Num documento distribuído aos congressistas
durante a tramitação do CPC, sete associações de advogados públicos federais
asseguraram: “Os honorários sucumbenciais não ofendem os limites da remuneração
no serviço público. No caso da Advocacia Pública Federal, prevê-se que cada
profissional receberia cerca de R$ 707,75”. Isso foi no início de 2015.
Em novembro de 2024, último dado disponível
no Portal da Transparência, 7.301 advogados da União e procuradores da Fazenda
e de autarquias receberam a bagatela de R$ 28.505,78 apenas a título de
honorários (fora o seu subsídio básico).
Desde então, não sabemos mais quanto essas
verbas representam, pois a categoria conseguiu fazer valer o seu entendimento
de que esse pagamento tem natureza privada - logo, não está sujeito aos ditames
da Lei de Acesso à Informação. Resultado: corre o boato de que cada advogado
público federal recebeu mais de R$ 400 mil em honorários somente neste ano.
Há muita coisa errada nesta questão de
honorários, e que merece urgente ação do governo federal, do Congresso
Nacional, do Tribunal de Contas da União e do Poder Judiciário:
1) Por serem verbas decorrentes de ações em
que o titular é o Estado, os pagamentos mensais deveriam obrigatoriamente ser
disponibilizados nos portais de transparência.

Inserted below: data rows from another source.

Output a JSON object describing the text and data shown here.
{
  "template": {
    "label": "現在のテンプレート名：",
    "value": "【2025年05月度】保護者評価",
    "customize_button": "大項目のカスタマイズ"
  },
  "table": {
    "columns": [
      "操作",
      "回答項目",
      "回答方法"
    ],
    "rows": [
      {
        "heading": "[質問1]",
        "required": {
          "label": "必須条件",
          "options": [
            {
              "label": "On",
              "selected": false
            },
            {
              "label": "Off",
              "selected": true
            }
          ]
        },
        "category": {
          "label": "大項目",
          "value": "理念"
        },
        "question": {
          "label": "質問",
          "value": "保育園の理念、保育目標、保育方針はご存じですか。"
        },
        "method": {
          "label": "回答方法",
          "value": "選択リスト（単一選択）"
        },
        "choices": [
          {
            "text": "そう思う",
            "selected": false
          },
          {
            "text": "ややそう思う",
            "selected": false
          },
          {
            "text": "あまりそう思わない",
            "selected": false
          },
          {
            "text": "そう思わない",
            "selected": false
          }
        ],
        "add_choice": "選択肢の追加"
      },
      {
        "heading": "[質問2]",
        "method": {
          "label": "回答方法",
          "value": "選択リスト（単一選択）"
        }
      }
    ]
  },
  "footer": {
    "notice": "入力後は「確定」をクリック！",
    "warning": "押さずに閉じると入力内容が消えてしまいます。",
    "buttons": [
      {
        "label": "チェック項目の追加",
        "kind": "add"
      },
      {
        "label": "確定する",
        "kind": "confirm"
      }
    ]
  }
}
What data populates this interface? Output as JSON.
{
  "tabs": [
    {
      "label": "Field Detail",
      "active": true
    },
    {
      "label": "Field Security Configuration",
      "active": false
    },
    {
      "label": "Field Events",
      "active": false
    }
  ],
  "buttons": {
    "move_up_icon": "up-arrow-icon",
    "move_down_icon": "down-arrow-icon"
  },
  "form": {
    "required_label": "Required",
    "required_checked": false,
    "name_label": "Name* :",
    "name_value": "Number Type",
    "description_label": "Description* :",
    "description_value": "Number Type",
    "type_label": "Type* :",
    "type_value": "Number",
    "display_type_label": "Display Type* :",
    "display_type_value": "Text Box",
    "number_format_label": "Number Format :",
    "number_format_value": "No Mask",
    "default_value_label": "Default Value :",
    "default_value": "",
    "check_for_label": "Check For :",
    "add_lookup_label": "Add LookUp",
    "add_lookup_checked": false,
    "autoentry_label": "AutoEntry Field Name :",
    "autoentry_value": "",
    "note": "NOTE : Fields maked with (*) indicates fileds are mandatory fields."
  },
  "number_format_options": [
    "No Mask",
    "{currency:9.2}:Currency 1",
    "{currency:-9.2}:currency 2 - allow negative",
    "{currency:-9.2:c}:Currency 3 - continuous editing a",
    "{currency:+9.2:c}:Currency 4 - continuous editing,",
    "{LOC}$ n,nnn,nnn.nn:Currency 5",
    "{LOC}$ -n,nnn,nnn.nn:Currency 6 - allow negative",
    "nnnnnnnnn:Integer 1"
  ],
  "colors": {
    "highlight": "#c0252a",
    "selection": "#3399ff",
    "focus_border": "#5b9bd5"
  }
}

2) Se o honorário é uma forma de remuneração
variável, ele deveria estar vinculado a avaliação de desempenho para medir a
contribuição de cada um, inclusive com a possibilidade de demissão de advogados
que contribuíram para que a União perdesse outras causas.
3) Se honorário não é remuneração, não há que
se pagar 13º, férias ou auxílios alimentação e saúde de honorário.
4) Também não faz sentido pagar honorários a
servidores aposentados.
5) A administração do fundo bilionário dos
honorários é realizada hoje por uma entidade privada, dirigida apenas por
representantes das respectivas carreiras. Para haver uma adequada governança da
gestão dessa montanha de recursos, a maioria dos assentos do Conselho Curador
dos Honorários Advocatícios deveria estar a cargo de indicados pelos
ministérios da Gestão, Fazenda, Planejamento, CGU e TCU, entre outros.
6) Encargos legais cobrados sobre os
inscritos em dívida ativa não deveriam entrar no cálculo dos honorários, uma
vez que as despesas relacionadas à cobrança da dívida são arcadas pelo Estado,
que destina orçamento para o funcionamento da AGU e da PGFN, sem qualquer
relação com a atividade jurídica;
7) A incidência de honorários sobre acordos
extrajudiciais gera um incentivo perverso que pode fazer com que advogados
públicos levem a União a aceitar condições mais lesivas, apenas pela
perspectiva de gerar o pagamento imediato dessas verbas.
Taí uma agenda para o Congresso Nacional.
Acabar com os honorários e os penduricalhos no Judiciário e no Ministério
Público já é suficiente para equilibrar as contas públicas nos próximos anos,
sem aumentar impostos sobre ninguém.